Anders als echte Sozialphobiker, die sich wegen einer ungeschickten Handlung negativ bewertet wähnen, fühlen sich Gelotophobiker demnach als ganze Person entwertet. In einer Mischung aus Angst, Wut und Scham fragen sie sich daher unentwegt: Lacht am Nachbartisch jemand über mich?

Die Wurzeln dieser Phobie lägen meist in der Kindheit, meint Titze, der seit Jahren Gelotophobiker behandelt. "Betroffen sind tendenziell eher 'brave' Kinder, denen es in der Pubertät nicht gelungen ist, sich im ausreichenden Maße vom Elternhaus zu emanzipieren." Die Eltern von Gelotophobikern packten ihre Kinder oft zu sehr in Watte, kontrollierten sie zu stark. Hinzu komme meist eine tendenziell unlebendige, versteinerte Mimik der Eltern, so dass die Kinder deren Gefühle nicht richtig deuten können.

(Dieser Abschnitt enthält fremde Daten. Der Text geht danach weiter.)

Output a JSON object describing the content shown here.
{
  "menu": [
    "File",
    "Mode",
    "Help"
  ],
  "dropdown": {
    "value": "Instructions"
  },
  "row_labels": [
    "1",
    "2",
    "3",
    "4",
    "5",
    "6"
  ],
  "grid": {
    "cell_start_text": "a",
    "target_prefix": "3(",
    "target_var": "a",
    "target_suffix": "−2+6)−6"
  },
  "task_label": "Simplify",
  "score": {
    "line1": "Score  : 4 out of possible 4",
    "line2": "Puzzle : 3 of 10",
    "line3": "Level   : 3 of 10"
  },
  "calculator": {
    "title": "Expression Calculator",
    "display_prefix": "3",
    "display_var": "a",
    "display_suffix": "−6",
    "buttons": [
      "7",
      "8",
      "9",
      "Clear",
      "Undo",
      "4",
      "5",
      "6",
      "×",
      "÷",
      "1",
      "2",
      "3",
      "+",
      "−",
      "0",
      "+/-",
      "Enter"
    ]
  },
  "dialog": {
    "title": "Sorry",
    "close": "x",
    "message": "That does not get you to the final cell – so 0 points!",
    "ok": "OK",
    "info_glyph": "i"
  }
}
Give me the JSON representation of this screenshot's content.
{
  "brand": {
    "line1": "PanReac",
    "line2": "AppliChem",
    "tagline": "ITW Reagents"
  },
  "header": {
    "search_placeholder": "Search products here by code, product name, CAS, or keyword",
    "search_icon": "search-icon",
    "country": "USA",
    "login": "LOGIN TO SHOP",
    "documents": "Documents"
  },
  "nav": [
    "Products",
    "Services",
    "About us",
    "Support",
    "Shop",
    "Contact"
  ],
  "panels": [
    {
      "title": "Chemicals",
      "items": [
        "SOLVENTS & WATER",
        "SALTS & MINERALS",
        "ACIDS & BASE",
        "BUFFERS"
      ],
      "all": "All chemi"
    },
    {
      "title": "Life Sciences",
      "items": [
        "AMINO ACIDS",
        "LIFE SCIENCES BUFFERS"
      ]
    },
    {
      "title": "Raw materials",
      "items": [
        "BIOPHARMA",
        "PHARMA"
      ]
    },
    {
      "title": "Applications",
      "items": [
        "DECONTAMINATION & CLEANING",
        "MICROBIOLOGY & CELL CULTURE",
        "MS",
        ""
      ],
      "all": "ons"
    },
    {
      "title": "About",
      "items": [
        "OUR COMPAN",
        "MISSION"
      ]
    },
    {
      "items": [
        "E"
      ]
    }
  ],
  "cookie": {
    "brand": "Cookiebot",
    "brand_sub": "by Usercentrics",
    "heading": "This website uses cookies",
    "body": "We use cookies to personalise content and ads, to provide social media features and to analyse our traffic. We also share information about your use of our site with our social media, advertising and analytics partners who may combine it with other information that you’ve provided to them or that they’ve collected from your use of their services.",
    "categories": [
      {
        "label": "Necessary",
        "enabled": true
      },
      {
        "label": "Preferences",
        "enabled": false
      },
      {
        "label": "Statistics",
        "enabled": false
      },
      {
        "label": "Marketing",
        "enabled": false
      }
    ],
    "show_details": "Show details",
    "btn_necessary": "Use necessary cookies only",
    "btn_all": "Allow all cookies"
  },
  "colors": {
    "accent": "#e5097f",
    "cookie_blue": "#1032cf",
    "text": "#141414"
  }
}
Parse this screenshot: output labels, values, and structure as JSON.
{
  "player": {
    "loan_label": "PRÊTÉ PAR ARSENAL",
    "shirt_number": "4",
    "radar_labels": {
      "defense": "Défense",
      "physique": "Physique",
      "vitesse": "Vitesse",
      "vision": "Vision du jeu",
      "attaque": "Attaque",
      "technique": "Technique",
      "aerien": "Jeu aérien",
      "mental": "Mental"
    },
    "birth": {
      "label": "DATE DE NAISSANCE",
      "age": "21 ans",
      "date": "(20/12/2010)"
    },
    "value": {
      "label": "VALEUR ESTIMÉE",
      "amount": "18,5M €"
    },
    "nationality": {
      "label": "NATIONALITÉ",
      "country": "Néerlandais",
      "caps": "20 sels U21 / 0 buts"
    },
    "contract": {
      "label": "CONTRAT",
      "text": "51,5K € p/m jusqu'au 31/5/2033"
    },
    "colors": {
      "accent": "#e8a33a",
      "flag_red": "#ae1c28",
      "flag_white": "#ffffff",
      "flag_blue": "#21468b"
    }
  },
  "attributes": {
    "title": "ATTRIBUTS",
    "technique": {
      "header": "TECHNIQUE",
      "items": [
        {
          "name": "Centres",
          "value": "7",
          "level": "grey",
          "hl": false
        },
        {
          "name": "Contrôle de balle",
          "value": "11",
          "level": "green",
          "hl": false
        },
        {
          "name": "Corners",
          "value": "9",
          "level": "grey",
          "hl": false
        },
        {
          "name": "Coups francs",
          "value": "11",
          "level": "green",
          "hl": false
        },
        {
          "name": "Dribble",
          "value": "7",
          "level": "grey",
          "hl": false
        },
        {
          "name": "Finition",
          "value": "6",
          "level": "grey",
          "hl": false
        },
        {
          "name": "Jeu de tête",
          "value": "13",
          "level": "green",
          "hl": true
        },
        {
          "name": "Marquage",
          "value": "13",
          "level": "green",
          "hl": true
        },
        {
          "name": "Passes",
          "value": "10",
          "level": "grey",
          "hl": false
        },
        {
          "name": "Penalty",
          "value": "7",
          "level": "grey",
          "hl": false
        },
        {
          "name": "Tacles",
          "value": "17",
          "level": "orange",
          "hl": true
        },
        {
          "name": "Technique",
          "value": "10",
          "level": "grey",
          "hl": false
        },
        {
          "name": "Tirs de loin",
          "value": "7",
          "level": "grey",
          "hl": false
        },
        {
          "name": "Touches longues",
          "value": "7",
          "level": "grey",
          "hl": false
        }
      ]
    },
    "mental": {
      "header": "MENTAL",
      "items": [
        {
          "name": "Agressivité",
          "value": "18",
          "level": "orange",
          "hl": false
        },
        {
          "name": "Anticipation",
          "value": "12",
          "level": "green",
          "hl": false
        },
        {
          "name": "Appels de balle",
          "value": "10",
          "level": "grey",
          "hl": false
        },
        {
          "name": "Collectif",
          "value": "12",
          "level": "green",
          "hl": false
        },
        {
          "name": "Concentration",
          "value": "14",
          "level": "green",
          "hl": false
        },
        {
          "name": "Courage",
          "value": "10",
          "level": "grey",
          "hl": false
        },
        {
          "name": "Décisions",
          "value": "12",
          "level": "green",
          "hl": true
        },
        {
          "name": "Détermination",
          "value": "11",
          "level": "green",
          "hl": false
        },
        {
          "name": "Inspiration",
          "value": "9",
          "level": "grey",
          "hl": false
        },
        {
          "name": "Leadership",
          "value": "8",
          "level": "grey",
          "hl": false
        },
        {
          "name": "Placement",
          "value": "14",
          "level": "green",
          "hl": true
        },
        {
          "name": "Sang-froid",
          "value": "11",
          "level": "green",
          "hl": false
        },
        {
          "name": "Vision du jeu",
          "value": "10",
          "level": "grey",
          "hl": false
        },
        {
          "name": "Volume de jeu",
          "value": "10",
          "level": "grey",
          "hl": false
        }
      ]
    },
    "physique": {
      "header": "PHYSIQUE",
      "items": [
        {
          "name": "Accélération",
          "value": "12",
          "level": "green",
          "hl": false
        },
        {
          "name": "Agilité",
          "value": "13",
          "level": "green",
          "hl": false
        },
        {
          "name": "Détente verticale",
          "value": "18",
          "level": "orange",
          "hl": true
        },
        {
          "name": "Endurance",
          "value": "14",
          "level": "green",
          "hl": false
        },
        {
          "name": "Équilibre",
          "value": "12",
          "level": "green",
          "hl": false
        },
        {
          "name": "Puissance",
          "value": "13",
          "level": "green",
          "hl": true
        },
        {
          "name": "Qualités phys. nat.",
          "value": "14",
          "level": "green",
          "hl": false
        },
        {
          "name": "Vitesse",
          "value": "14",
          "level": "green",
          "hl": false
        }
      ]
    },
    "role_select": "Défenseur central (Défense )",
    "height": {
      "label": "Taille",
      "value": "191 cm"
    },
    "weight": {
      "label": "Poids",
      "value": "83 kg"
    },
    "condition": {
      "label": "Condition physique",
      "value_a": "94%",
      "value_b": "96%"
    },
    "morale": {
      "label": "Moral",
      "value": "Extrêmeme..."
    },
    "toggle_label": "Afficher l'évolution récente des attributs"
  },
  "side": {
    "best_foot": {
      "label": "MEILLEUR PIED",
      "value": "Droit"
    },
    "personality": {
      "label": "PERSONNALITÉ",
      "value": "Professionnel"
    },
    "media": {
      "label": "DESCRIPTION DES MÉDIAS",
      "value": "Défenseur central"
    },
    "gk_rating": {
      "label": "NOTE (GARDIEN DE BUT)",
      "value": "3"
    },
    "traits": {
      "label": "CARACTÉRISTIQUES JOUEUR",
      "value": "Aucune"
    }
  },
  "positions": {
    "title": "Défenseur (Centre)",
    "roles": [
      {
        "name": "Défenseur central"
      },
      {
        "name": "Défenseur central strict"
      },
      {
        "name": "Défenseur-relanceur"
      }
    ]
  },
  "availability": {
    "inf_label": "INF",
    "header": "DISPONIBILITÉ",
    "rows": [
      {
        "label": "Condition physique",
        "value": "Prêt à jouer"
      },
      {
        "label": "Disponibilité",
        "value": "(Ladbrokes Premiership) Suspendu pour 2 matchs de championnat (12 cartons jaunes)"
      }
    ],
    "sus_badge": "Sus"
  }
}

Die Kinder lernten Lachen nicht als Form von Zuneigung kennen und brächten es später daher auch nicht mit angenehmen Gefühlen in Verbindung.

Um Betroffenen zu helfen, setzt Titze "therapeutischen Humor" ein: In einer Lachtherapie sollen sie sich aus ihrer schamgebundenen Erstarrung lösen, ihre Hemmungen abbauen und lernen, über sich selbst zu lachen. "Es geht darum, aus der Rolle des unfreiwilligen Clowns in die Rolle des freiwilligen Clowns zu schlüpfen", sagt Titze.